Determination of the stress threshold and microstructural factors forming the nonlinear unloading effect of the ZK60 (MA14) magnesium alloy

• Published in: Frontier Materials & Technologies no. 4; pp. 31 - 39
• Main Authors: Danyuk, A. V., Merson, D. L., Brilevskiy, A. I., Afanasyev, M. A.
• Format: Journal Article
• Language: English
• Published: Togliatti State University 2023
• Subjects: deformation behavior; detwinning; elasticity; magnesium; magnesium alloy; nonlinear unloading; stress threshold; twinning; zk60 (mg–5.4zn–0.5zr)
• ISSN: 2782-4039; 2782-6074
• DOI: 10.18323/2782-4039-2023-4-66-3

Magnesium alloys are an ideal material for creating lightweight and durable modern transport systems, but their widespread use is limited due to some physical and chemical properties. This paper considers the effect of nonlinear elastic unloading of the MA14 (ZK60, Mg–5.4Zn–0.5Zr) magnesium alloy in a coarse-grained state after recrystallisation annealing. The study found that the nonlinearity of the unloading characteristic, is formed when reaching a certain threshold stress level. It is expected that the effect under the study is associated with the deformation behavior of the alloy, during which the twin structure formation according to the tensile twinning mechanism is observed. The sample material microstructure was determined, by scanning electron microscopy using electron backscattered diffraction analysis.
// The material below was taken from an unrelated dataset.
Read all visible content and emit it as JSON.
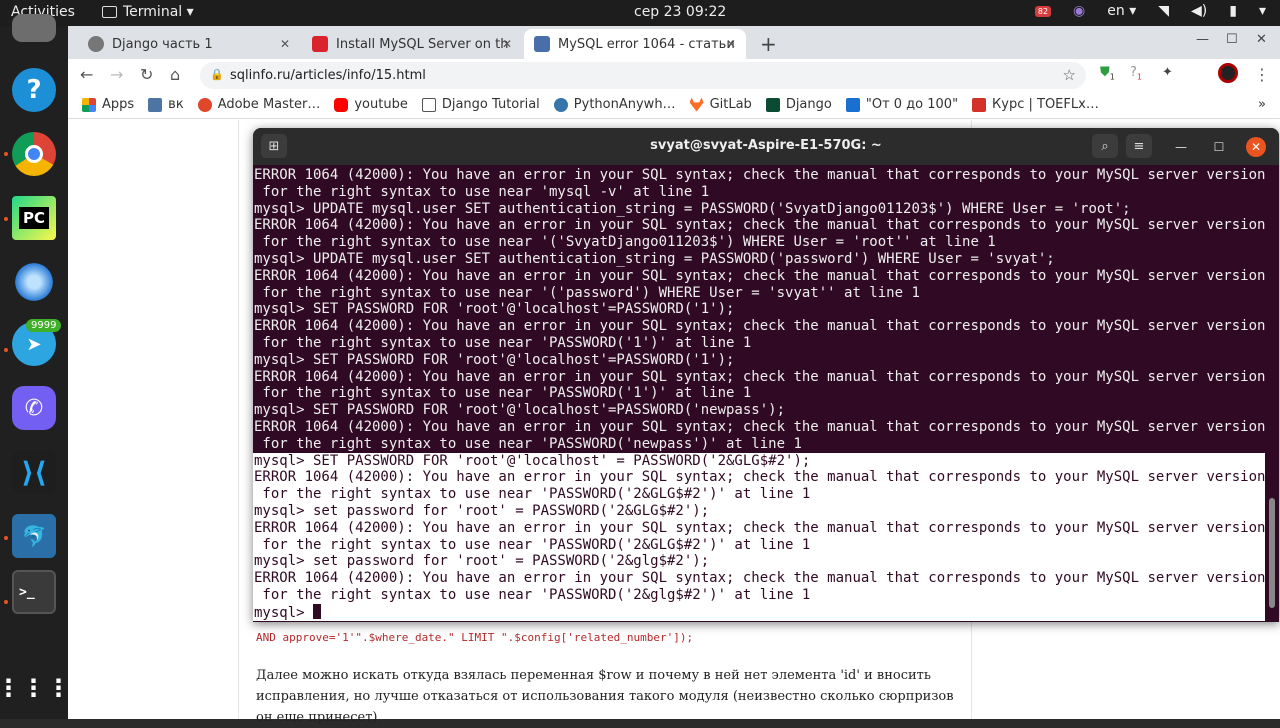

Determination of the threshold stress, for the formation of unloading nonlinearity was carried out by two methods: 1) by the value of the loop area formed by the nonlinearity of the unloading mechanical characteristics and the repeated loading (mechanical hysteresis) characteristics, and 2) by analysing the acoustic emission recorded during failure strain. A comparison of the results obtained, allows suggesting that the unloading nonlinearity is caused by twinning in grains, in which an unfavorable configuration (low Schmidt factor), for dislocation slip is observed. Rotating the twinned crystal at an angle close to 90° does not contribute to an increase in the Schmidt factor and activation of dislocation slip systems to secure the deformed structure through the dislocation strengthening mechanism. With a subsequent decrease in the external stress, detwinning and partial restoration of the crystal lattice configuration occur.